Rebecca: So if we’re looking to reduce achievement gaps, we’ve talked a little bit about COVID and the mix of instruction that students might’ve had during COVID, the quality of instruction, access to technology, to even have interactions with teachers in some cases, and historically even, differences in ability when students arrive in higher ed. What are some of the things that the higher ed community might be thinking about in terms of this research? Should we be advocating for certain kinds of policies or programs in K-12? Should we be trying to institute some of these things in higher ed? What are your thoughts on that?

Philip: So just in terms of advocacy and thinking about facilitating more equality, there’s no question that tutoring has, in general, been an unequal program. There’s the whole private sector of tutoring where a lot of households for more affluent families seem to receive it than those from less affluent households. And so one thing we can do as policy-makers is to try to facilitate more tutoring to happen in schools, especially at schools for more disadvantaged backgrounds. We can also focus on providing tutoring to those who need it most. I think that there is a growing awareness of the potential for tutoring to make a real difference in helping address the learning loss that may have occurred with the pandemic and just helping address education inequalities in general. And so a lot of resources have started going towards trying to increase the amount of tutoring happening in schools. I think that the more we understand how to implement it successfully, the more guidance that we can provide the K-12 sector in trying to introduce that. I think that there is a lot of optimism now around its potential. I think tutoring is one of the most effective programs that we can offer to make a meaningful difference at scale, such that we can get more students arriving into post-secondary ready to handle it and succeed well there. So that’s on that end. I think that there’s no reason why we also can’t consider tutoring at the post-secondary level as well, and the potential benefits that might come from that. Even if we just look at first-year calculus, or other subjects in math, computer-assisted learning is well developed even at that level, the need for tutoring at that level is there as well. And so it really does go from that importance of establishing a foundation that one might benefit from tutoring at earlier ages. But even at the post-secondary level, regardless of what level the student is, we can all benefit from one-on-one instruction compared to being in a calculus class of 500, right? I think there has been less research that’s been done in that area, but the evidence certainly points to the direction that tutoring at the post-secondary level would be also effective and important to consider.

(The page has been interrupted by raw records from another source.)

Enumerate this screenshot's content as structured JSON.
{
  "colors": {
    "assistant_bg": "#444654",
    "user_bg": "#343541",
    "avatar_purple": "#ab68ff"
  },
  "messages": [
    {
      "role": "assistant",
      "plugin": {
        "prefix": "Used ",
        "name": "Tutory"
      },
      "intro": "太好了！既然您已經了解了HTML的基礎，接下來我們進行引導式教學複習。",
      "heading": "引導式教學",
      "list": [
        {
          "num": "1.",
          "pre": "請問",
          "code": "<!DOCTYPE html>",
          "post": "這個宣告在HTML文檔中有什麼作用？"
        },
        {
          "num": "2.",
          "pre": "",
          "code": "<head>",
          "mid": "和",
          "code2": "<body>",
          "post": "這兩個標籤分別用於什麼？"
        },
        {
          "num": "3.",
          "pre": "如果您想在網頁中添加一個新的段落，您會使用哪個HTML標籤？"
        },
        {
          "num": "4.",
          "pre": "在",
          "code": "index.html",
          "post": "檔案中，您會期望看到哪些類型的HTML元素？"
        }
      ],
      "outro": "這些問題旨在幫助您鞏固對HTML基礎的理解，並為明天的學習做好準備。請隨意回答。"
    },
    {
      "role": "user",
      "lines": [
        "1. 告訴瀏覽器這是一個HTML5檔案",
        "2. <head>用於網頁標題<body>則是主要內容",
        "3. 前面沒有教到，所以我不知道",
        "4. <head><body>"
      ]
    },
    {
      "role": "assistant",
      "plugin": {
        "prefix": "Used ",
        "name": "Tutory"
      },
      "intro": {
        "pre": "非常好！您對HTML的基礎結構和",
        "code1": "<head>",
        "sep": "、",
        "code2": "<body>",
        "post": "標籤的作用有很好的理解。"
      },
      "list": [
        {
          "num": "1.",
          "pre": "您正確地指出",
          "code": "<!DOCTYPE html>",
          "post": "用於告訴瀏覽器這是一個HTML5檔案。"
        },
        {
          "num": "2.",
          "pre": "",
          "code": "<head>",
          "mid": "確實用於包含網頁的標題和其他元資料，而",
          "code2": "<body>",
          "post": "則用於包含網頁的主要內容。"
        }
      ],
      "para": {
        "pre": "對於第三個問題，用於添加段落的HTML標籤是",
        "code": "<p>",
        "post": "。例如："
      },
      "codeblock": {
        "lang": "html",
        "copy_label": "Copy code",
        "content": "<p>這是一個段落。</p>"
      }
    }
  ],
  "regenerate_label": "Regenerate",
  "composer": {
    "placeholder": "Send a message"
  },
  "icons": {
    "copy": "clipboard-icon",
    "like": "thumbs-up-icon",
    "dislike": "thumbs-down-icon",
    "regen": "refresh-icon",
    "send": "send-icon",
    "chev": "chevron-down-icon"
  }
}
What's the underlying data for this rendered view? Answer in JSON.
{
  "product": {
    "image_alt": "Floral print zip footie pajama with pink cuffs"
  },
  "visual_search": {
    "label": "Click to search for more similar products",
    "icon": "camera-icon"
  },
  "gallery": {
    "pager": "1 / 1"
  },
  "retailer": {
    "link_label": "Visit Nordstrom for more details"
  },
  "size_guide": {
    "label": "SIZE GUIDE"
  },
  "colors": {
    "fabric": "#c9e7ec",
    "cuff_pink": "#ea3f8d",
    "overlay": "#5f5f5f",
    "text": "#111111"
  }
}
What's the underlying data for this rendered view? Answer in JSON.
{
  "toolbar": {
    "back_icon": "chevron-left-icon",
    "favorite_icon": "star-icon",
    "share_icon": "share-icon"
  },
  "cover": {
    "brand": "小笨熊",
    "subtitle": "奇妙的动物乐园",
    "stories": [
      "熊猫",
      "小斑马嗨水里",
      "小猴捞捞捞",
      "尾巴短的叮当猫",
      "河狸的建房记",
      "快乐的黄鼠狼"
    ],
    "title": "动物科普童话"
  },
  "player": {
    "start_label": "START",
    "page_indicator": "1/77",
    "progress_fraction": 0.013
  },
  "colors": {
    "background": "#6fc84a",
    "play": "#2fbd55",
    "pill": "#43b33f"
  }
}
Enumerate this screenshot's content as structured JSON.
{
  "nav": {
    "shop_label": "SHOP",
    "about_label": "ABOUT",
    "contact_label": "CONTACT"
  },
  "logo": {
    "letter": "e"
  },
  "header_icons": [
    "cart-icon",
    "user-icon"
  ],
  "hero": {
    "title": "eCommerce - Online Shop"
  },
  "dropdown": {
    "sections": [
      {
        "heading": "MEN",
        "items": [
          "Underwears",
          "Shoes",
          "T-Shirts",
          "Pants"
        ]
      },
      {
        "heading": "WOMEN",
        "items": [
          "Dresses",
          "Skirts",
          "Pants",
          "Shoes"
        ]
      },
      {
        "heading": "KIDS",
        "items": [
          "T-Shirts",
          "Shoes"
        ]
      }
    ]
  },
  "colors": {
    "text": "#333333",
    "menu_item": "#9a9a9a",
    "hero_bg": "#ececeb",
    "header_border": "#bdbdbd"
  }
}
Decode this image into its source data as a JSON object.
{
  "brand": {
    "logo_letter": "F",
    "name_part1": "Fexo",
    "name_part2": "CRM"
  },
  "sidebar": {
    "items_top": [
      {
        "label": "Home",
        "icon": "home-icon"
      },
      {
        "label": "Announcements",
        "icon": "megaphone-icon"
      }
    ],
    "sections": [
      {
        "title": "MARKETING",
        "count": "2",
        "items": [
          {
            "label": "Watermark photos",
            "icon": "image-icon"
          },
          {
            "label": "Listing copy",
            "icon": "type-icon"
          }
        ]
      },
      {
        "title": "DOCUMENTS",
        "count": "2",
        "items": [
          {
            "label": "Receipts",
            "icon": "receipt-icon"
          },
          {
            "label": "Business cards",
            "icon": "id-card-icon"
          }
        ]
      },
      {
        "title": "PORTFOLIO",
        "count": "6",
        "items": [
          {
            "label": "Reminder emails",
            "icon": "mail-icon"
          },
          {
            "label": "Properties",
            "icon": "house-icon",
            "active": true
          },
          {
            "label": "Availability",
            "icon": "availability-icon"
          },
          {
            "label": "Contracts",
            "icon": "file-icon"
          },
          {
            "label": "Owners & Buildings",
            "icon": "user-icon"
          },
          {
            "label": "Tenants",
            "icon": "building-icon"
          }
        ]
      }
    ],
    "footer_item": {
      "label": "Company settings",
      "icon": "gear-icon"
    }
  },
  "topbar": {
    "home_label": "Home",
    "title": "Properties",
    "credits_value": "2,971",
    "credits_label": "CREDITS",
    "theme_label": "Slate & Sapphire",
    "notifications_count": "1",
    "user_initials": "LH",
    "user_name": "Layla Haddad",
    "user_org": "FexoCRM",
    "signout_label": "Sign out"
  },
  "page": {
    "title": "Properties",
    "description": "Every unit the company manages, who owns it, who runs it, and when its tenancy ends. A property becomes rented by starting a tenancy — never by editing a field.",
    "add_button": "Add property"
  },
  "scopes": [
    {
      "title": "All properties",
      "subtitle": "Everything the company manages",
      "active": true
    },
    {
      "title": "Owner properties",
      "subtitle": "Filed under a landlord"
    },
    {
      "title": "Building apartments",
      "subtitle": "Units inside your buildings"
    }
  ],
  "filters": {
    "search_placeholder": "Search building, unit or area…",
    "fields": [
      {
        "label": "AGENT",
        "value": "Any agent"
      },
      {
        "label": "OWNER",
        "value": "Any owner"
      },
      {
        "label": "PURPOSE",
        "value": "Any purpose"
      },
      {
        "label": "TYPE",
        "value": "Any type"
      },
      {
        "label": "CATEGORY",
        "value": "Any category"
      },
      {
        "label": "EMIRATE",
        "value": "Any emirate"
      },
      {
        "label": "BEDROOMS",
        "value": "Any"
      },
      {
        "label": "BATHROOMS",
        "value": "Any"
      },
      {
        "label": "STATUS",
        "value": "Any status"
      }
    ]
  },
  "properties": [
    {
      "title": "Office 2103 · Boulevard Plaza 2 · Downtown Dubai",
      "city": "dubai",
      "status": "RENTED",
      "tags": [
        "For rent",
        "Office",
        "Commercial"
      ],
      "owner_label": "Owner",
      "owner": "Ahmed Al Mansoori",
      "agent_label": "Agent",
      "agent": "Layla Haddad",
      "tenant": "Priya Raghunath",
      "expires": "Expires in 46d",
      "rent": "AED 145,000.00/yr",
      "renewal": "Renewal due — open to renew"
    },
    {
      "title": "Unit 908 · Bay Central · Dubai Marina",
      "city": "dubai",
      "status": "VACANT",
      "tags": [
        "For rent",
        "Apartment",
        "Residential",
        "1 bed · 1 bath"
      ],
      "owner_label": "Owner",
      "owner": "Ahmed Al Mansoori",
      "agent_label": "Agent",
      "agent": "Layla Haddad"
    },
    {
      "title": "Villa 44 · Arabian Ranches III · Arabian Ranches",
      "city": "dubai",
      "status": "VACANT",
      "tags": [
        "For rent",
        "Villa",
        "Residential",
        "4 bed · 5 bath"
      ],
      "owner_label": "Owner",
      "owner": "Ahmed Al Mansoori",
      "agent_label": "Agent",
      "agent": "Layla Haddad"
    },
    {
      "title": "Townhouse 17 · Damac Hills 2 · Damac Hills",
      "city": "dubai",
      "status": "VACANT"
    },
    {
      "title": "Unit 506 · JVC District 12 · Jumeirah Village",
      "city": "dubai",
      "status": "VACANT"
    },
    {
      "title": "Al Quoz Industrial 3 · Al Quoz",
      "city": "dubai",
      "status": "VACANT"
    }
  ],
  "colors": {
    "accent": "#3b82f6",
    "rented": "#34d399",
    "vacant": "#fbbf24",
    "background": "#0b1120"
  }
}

John: And you mentioned that Italian experiment where college students were providing tutoring, and you mentioned that that was a very positive experience for the college students as well. That might be an interesting model where college students could improve their own skills and develop a bit more automaticity and more practice in basic concepts, while helping bring students up to a higher level in secondary schools. That’s a program that I think offers a lot of potential.

Philip: So I would agree, absolutely, the expression is you don’t really understand something until you teach it. I think that there’s something to be said for that. I think that there’s also a lot of skills and experience that is gained from trying to help others, from trying to connect with perhaps younger individuals that have not had the same background as you. I think that the experience is also attractive to employers looking at who to hire. I think there’s huge gains from all the things that you might volunteer or use your time for in college, spending some time to volunteer to do something like tutoring could be a very rewarding thing as well. So I’m also excited about that model. I think that there are ways to try to facilitate that kind of model at scale and more research needs to be done to explore how to do that.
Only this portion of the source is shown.